Arrisco uma resposta apegando-me ao puro e inegável empirismo: emprestando à literatura um pouco do universo real da criança e usando este universo como maneira de seduzi-la para as profundezas de cada livro.

Sim, pode-se contar a história de uma avó maluca que amava fazer doideiras com a neta (sendo esta uma das histórias preferidas da minha filha). Mas e se a avó tivesse o mesmo nome da avó real – ou se a neta tivesse o mesmo nome da criança? E se, em uma história envolvendo um grande grupo de crianças, muitas tivessem os nomes de colegas reais?

Faça esse teste em casa.

Eu fiz. O resultado foi impressionante: de repente, aquele momento com o livro aberto passou a se diferenciar de todos: foi o único em que realidade e fantasia se mesclaram não apenas na imaginação, mas também nas páginas de um livro.

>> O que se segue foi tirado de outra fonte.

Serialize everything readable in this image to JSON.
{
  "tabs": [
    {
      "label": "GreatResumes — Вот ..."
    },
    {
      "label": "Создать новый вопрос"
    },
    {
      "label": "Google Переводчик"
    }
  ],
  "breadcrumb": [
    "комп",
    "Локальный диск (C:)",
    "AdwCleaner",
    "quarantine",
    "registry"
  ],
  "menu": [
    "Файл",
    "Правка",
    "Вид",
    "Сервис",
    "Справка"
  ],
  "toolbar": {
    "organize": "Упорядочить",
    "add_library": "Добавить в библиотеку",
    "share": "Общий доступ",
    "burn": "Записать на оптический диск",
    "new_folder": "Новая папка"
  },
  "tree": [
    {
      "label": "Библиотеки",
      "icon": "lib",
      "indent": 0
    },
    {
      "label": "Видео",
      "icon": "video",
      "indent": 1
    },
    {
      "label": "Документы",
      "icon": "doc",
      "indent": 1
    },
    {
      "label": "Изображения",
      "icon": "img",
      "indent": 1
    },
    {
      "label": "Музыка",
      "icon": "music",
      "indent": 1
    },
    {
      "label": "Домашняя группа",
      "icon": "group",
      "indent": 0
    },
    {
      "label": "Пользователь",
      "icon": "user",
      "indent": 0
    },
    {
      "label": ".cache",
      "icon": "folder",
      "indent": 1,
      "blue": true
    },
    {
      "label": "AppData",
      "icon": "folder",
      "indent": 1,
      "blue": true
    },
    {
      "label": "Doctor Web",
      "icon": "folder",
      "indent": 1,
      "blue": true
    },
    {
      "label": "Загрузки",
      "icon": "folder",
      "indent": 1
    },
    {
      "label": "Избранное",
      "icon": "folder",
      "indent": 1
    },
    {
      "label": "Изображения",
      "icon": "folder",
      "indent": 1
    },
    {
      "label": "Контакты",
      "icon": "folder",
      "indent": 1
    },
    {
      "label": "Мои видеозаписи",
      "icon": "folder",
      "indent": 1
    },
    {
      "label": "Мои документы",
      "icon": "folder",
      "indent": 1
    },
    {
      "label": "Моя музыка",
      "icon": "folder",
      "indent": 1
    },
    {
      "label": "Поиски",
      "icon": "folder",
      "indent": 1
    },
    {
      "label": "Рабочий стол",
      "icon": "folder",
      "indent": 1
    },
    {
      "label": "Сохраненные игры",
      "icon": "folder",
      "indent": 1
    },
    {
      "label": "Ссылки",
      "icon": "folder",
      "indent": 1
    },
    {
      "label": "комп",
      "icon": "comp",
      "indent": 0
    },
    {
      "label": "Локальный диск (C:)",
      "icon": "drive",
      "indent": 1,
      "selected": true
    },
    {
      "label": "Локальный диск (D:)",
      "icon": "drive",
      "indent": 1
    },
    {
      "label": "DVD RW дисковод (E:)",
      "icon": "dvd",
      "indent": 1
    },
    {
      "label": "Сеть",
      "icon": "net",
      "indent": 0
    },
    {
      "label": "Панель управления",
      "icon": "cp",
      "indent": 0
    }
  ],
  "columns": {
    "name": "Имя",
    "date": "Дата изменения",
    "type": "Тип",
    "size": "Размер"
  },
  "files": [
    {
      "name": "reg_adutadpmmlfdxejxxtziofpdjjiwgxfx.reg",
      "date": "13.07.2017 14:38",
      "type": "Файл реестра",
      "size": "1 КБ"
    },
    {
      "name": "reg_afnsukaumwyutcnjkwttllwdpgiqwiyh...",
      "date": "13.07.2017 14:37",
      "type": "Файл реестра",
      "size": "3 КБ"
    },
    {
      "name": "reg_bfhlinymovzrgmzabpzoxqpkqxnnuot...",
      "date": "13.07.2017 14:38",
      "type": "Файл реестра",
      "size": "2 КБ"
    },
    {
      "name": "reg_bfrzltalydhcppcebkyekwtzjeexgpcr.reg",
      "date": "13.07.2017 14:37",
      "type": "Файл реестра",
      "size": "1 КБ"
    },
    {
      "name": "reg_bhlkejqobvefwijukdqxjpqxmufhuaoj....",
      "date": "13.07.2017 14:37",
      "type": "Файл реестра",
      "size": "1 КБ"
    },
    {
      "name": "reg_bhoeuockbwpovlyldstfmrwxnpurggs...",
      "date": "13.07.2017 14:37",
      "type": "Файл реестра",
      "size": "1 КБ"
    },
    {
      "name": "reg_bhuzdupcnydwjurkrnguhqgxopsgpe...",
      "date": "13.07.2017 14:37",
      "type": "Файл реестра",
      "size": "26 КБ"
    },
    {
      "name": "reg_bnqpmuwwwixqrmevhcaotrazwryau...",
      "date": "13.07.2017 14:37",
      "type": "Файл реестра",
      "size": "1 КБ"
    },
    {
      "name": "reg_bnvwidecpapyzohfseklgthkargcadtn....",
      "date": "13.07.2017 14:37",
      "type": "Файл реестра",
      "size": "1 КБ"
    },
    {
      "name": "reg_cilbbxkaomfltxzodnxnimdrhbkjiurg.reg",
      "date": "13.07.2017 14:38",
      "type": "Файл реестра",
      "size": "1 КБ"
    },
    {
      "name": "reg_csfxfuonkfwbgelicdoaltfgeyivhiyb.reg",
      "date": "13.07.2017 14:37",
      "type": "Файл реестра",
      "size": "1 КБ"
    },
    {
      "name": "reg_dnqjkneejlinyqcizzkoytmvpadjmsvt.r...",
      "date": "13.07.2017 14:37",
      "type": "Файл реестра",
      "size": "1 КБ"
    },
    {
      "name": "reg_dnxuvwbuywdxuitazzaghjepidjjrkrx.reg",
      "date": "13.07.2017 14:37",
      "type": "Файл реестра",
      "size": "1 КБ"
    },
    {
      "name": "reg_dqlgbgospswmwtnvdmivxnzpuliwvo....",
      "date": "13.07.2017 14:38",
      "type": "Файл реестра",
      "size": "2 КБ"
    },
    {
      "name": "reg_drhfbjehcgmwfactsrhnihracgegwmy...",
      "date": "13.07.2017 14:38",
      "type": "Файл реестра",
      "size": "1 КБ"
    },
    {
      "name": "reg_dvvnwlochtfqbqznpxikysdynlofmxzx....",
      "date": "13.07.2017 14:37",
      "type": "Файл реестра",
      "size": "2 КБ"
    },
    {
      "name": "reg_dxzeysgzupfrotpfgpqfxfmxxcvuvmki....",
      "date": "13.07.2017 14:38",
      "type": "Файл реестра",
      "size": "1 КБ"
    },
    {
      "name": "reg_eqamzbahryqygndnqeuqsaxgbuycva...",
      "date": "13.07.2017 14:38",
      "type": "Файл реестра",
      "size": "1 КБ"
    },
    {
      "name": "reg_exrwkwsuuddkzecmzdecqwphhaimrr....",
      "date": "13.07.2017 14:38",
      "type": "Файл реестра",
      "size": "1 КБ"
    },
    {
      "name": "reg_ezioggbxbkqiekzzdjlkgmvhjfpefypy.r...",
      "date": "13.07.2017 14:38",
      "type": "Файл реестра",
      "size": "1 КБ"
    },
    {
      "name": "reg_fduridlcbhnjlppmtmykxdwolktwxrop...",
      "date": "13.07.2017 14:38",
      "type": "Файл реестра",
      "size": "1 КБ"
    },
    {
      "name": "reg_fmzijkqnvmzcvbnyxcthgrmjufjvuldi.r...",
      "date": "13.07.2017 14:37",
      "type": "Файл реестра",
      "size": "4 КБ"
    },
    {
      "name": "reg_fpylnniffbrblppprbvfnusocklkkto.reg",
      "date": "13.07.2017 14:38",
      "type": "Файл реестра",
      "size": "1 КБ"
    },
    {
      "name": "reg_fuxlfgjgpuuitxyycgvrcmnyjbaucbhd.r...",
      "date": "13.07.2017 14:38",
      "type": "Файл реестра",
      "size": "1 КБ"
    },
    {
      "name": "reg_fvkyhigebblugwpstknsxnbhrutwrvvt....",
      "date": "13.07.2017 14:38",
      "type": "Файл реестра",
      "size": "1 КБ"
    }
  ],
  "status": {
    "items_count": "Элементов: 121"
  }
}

Foi, também, o momento em que os olhos da minha filha mais ficaram esbugalhados, que a atenção mais ficou extremada e que a curiosidade mais foi aguçada.

Em minha mente, o amor pela literatura se mede por esses três elementos: o estado dos olhos, da atenção e da curiosidade. Se todos permanecerem em estado de pura adrenalina é porque a receita está funcionando.

Em minha mente, isso também é um indicativo importantíssimo: significa que a maneira de se formar os leitores do futuro parte de uma mudança radical na maneira que concebemos as histórias. Hoje, os personagens precisam ser as próprias crianças em uma mescla de realidade com ficção singular ao ponto de fazê-las sentir, e não apenas ouvir, cada frase proferida em uma narrativa.